Он оглянулся на дверь, потом на телефон и сказал вполголоса:

— Понимаете, мне показалось, не вздумают ли наши шефы институтские в связи с кампанией за партийность науки избрать вас в качестве козла отпущения. Знаете, как у нас кампании проводятся. Выберут жертву и давай ее молотить. Это было бы ужасно. Ведь работа замечательная, особая!

— Что же, так никто не возражал?

— Пожалуй, нет.

— А вы, Петр Лаврентьевич?

— Я считал бессмысленным вступать в спор. Нет смысла опровергать демагогию.

Штрум смутился, чувствуя смущение своего друга, и сказал:

— Да-да, конечно, конечно. Вы правы.

Они молчали, но молчание их не было легким.

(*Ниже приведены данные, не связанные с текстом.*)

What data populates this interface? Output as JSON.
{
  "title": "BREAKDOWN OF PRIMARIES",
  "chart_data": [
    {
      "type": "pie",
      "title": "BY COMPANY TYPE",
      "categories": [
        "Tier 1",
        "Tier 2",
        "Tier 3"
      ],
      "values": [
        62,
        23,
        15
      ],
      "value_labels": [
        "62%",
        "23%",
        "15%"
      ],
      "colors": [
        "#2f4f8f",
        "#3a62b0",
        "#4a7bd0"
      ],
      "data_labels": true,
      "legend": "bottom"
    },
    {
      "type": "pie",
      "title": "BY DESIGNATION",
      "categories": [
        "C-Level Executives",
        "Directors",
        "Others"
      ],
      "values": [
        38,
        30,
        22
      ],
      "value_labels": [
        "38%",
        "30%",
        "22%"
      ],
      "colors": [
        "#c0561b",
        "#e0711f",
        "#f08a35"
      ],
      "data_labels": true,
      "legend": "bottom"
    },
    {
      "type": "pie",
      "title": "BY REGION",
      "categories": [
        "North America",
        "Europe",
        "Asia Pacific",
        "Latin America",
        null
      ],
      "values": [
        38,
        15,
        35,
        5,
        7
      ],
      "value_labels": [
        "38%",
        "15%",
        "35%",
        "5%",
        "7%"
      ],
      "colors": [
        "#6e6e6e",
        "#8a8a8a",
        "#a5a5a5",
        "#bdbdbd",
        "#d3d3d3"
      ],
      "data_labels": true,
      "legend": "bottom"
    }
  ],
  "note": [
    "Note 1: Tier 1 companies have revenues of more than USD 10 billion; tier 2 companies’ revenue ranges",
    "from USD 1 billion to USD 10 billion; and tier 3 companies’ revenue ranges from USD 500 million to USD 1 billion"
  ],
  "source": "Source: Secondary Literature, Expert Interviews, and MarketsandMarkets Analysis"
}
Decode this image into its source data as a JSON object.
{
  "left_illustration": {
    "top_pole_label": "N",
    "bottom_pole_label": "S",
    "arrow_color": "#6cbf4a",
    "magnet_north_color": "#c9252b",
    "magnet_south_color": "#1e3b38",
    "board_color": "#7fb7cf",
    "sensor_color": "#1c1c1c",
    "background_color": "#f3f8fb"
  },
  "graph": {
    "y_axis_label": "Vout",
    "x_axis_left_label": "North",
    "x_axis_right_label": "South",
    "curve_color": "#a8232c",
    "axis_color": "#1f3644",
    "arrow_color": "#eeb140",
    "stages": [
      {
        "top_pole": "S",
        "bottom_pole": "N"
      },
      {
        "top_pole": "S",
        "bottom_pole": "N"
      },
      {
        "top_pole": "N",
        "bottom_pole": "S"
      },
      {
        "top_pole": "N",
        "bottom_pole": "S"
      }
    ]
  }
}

Холодок страха коснулся Штрума, того, что всегда тайно жил в сердце, страха перед гневом государства, страха оказаться жертвой этого гнева, обращающего человека в пыль.

— Да, да, да, — задумчиво сказал он, — не до жиру, быть бы живу.

— Как я хочу, чтобы вы поняли это, — вполголоса сказал Соколов.

— Петр Лаврентьевич, — тоже вполголоса спросил Штрум, — как там Мадьяров, благополучен? Пишет он вам? Я иногда очень тревожусь, сам не знаю отчего.

В этом внезапном разговоре шепотом они как бы выразили, что у людей есть свои, особые, людские, негосударственные отношения.

Соколов спокойно, раздельно ответил:

— Нет, я из Казани ничего не имею.

Его спокойный, громкий голос как бы сказал, что ни к чему им сейчас эти особые, людские, отделенные от государства отношения.

В кабинет зашли Марков и Савостьянов, и начался совсем другой разговор. Марков стал приводить примеры жен, портящих мужьям жизнь.

— Каждый имеет жену, которую заслуживает, — сказал Соколов, посмотрел на часы и вышел из комнаты.

Савостьянов, посмеиваясь, сказал ему вслед:

— Если в троллейбусе одно место свободно, Марья Ивановна стоит, а Петр Лаврентьевич садится. Если ночью позвонит кто-нибудь, он уж не встанет с постели, а Машенька бежит в халатике спрашивать, кто там? Ясно: жена — друг человека.

— Я не из числа счастливцев, — сказал Марков. — Мне говорят: «Ты что, оглох, пойди открой дверь».

Штрум, вдруг озлившись, сказал:

— Ну что вы, где нам… Петр Лаврентьевич светило, супруг!

— Вам-то что, Вячеслав Иванович, — сказал Савостьянов, — вы теперь и дни и ночи в лаборатории, вне досягаемости.

— А думаете, мне не достается за это? — спросил Марков.

— Ясно, — сказал Савостьянов и облизнул губы, предвкушая свою новую остроту. — Сиди дома! Как говорят, мой дом — моя Петропавловская крепость.

Марков и Штрум рассмеялись, и Марков, видимо, опасаясь, что веселый разговор может затянуться, встал и сказал самому себе:

— Вячеслав Иванович, пора за дело.

Когда он вышел, Штрум сказал:

— Такой чопорный, с размеренными движениями, а стал, как пьяный. Действительно, дни и ночи в лаборатории.

— Да, да, — подтвердил Савостьянов, — он, как птица, строящая гнездо. Весь целиком ушел в работу!

Штрум усмехнулся:

— Он даже теперь светских новостей не замечает, перестал их передавать. Да, да, мне нравится, — как птица, строящая гнездо.